- British theatrical release poster
- Directed by: Adrian Noble
- Screenplay by: Martyn Hesford
- Produced by: Debbie Gray;
- Starring: Vanessa Redgrave; Timothy Spall;
- Cinematography: Josep M. Civit
- Edited by: Chris Gill
- Music by: Craig Armstrong
- Production company: Genesius Pictures
- Distributed by: Vertigo Films;
- Release dates: 30 June 2019 (Edinburgh); 30 August 2019 (United Kingdom);
- Running time: 91 minutes
- Country: United Kingdom
- Language: English
- Budget: $1.5 million

= Mrs Lowry & Son =

Mrs Lowry & Son is a 2019 biographical drama film chronicling the life of the renowned artist L. S. Lowry. It was directed by Adrian Noble from a screenplay written by Martyn Hesford who also wrote the original play, and considers the relationship between Lowry and his mother Elizabeth, who has reservations over her son's career in painting. It stars Vanessa Redgrave and Timothy Spall in the title roles, with Stephen Lord, David Schaal and Wendy Morgan in supporting roles.
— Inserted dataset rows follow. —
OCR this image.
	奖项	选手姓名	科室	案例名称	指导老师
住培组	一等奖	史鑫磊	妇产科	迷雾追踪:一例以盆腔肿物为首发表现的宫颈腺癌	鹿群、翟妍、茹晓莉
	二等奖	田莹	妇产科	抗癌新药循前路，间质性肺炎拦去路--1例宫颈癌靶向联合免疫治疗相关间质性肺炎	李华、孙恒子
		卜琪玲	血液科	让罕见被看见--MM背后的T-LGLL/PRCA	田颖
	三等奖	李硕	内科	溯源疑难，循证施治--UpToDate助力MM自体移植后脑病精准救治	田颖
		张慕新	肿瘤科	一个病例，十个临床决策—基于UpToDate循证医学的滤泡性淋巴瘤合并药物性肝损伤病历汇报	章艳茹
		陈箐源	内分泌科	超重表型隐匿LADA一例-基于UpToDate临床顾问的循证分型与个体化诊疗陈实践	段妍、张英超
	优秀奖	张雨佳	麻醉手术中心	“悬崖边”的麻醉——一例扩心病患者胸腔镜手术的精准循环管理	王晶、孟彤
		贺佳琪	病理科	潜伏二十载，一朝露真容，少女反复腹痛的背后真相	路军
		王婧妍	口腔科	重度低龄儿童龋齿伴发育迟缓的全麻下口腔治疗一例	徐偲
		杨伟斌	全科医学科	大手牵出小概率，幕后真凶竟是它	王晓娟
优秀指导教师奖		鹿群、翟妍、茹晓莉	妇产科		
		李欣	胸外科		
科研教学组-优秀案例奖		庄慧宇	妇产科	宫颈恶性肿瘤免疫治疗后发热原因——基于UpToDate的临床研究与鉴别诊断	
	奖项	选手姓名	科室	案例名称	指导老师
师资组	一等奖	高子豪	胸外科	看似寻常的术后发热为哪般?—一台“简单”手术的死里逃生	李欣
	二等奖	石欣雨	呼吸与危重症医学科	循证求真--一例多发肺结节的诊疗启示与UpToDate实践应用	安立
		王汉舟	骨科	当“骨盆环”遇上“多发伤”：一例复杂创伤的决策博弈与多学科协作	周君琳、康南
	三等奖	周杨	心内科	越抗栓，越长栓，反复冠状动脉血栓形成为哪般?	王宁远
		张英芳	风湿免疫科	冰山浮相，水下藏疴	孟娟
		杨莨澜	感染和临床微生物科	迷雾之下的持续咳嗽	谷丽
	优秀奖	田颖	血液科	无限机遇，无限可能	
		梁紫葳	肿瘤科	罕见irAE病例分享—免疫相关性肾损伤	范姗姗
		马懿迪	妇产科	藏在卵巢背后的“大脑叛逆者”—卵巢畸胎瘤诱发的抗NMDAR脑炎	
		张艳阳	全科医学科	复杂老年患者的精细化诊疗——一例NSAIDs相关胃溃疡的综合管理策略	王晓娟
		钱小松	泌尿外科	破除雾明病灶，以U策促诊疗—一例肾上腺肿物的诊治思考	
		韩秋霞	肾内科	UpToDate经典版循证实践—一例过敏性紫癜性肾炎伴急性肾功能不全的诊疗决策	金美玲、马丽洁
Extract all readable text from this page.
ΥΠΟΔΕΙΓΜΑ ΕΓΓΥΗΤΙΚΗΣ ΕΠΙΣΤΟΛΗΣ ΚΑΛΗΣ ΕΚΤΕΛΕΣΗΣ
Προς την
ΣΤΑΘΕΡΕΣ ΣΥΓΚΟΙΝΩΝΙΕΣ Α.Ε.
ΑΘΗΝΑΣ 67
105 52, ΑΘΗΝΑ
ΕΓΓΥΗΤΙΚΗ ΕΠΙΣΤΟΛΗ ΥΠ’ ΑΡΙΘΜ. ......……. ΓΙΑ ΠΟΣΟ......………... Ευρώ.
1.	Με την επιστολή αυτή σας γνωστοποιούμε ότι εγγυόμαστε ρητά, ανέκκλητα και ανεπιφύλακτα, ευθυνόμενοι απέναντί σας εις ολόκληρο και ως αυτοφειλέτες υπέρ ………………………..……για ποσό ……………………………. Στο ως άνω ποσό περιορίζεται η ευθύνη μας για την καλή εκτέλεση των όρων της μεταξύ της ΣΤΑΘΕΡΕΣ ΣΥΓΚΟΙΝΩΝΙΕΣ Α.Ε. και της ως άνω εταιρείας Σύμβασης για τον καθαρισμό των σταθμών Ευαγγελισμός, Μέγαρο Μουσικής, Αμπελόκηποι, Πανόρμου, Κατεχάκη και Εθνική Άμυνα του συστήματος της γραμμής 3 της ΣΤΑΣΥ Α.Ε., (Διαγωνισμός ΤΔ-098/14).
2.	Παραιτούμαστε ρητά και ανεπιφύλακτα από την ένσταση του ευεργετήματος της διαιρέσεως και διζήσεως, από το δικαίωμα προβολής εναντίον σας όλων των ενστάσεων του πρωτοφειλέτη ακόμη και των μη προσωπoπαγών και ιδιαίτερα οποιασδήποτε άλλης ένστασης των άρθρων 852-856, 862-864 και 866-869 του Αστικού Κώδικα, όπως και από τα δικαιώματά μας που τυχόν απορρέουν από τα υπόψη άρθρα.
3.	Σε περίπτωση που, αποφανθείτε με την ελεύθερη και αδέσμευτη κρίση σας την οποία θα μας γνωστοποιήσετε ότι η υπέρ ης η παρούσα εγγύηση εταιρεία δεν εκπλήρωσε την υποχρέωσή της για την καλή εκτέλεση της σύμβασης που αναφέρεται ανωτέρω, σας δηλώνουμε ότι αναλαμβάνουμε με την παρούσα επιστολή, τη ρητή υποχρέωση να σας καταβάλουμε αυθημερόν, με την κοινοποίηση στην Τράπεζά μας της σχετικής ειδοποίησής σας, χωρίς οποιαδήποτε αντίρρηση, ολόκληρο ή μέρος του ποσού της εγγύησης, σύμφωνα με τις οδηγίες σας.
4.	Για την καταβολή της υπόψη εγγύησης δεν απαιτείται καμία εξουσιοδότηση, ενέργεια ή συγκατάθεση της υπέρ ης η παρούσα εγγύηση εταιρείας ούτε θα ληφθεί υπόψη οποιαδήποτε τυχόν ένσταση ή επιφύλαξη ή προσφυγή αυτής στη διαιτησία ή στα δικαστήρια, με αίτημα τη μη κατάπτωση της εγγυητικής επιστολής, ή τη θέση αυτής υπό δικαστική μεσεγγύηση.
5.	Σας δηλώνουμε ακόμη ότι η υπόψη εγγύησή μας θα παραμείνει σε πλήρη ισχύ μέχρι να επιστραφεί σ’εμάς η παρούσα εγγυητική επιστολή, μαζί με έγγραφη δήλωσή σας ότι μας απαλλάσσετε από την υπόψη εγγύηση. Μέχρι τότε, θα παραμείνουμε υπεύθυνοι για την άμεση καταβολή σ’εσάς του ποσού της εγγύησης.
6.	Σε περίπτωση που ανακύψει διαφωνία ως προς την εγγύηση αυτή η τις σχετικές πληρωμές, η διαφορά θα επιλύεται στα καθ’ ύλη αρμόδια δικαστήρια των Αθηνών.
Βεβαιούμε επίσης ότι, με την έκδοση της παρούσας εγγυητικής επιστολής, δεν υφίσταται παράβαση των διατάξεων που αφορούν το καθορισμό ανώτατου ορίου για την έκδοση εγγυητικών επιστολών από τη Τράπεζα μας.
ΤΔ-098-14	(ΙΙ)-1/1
The film premiered at the Edinburgh International Film Festival on 30 June 2019. It was released in the UK on 30 August 2019.

==Plot==
Artist L. S. Lowry lived with his overbearing mother, Elizabeth, until her death in 1939. Bed-ridden and bitter, Elizabeth tries to dissuade her bachelor son from pursuing his artistic ambitions, while never failing to voice her disappointment in him.

==Cast==
- Vanessa Redgrave as Elizabeth Lowry
  - Rose Noble as Young Elizabeth
- Timothy Spall as L. S. Lowry
  - Laurence Mills as Young Lowry
- Stephen Lord as Mr Stanhope
- Wendy Morgan as Mrs Stanhope
- Michael Keogh as Mr Lowry
- John Alan Roberts as an art critic

==Production==
===Development===
On 12 January 2018, it was announced that Timothy Spall and Vanessa Redgrave would be joining the cast of Mrs. Lowry & Son with Spall playing L. S. Lowry and Redgrave playing his mother, Elizabeth Lowry. Spall previously played J. M. W. Turner, also a famous painter, in the 2014 biographical film Mr. Turner which won him the Cannes Film Festival Award for Best Actor. For his role as L. S. Lowry, Spall stated that, unlike Mr. Turner he did not have to take a refresher course on painting as the film had very little of it. Adrian Noble was also announced to be the film's director, with Martyn Hesford penning the screenplay based on his original stage play which he also wrote. The film was produced by Debbie Gray under the production company Genesius Pictures.

Principal photography began in January, 2018, shooting in various locations around London and areas in Greater Manchester mainly Manchester. Filming wrapped about a month later in Manchester.

===Music===
On 29 January 2018, it was announced that English composer Stephen Warbeck would be scoring Mrs Lowry & Son. However, due to reasons unknown, Scottish composer Craig Armstrong took over scoring duties.

==Release==
Mrs Lowry & Son had its world premiere at the Edinburgh International Film Festival where it was the closing film of the night, on 30 June 2019. The first trailer of the film was released on 27 June 2019. On 17 May 2019, Vertigo Films picked up the rights for distribution in the United Kingdom, and released the film on 30 August 2019.

===Critical response===
On the review aggregator website Rotten Tomatoes, Mrs Lowry & Son has a rating of based on reviews, with an average rating of . The website's critical consensus reads, "Mrs Lowry & Son brings a pair of outstanding actors together -- and tests the limits of how much two performances can do to enliven a substandard script." On Metacritic, the film has a weighted average of score of 42 out of 100, based on 10 critics, indicating "mixed reviews".

The film's reception was mixed. Peter Bradshaw of The Guardian singled out Redgrave's portrayal of Elizabeth Lowry as "shrewd and amusingly bleak" and gave it 3 out of 5 stars, but praised the two leads for an "entertaining showcase". Ian Freer of Empire gave Mrs Lowry & Son 2 out of 5 stars, stating that it felt "inert and dismal, hitting the same tonal register for the majority of the running time, never bringing the artist or the art to life."